The Alabama in the Civil War Message Board

Re: Additional Thoughts About Confederate Losses

The Hacker article cited by the NYT is worth the time reading and considering.

Considering the currently accepted number of Confederate wartime deaths, read this by Michael Lind. Conditions and facts conveyed in this statement have constantly been in my mind since reading them seven years ago. They influence the way I respond to questions about the Civil War, particularly its outcome and impact on those who survived in the South, black and white. If my posts include unpleasant words from time to time, I apologize in advance. The underlying reason usually has something to do with the paragraph below.

The South had been ruined by the Civil War. Two hundred and fifty thousand Confederates died of wounds from battle or disease. If the Union had suffered proportional losses, instead of losing 360,000 men, they would have lost more than a million. The equivalent to the South's losses by the United States in World War II, in which the nation lost more than 300,000, would have been more than 6 million.

In addition to conquest and occupation, Southerners experienced losses on a scale suffered by European nations in the world wars of the twentieth century. The abolition of slavery erased $2 billion of capitol. Two-thirds of southern wealth vanished. Between 1860 and 1870 the South's share of U.S. wealth shrank from 30 percent to 12 percent. By 1880 the gap in per capita wealth between the North and South was comparable to that between Germany and Russia.

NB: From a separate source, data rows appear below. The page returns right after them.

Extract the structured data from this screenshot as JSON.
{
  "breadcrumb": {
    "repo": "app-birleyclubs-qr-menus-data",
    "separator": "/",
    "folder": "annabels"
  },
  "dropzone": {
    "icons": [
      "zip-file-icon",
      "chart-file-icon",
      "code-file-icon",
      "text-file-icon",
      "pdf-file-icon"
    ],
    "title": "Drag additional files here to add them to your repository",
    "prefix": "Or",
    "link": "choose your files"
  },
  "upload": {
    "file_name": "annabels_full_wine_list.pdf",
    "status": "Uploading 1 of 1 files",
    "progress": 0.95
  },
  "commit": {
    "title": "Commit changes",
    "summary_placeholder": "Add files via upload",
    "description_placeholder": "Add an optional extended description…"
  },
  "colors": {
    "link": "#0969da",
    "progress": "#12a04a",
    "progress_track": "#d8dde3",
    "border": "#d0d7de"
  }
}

Michael Lind, What Lincoln Believed: The Values and Convictions of America's Greatest President, p. 240. I will be pleased to share Mr Lind's sources for the statements given here.

The Alabama State census of 1866 includes three columns for each head of household. These record the number of household members killed, died and disabled during the war. I don't know of any state or county totals compiled, but surely these exist.

This side of heaven, there's no reasonable way to calculate the number of post-war deaths due to wartime wounds, disease and/or exhaustion.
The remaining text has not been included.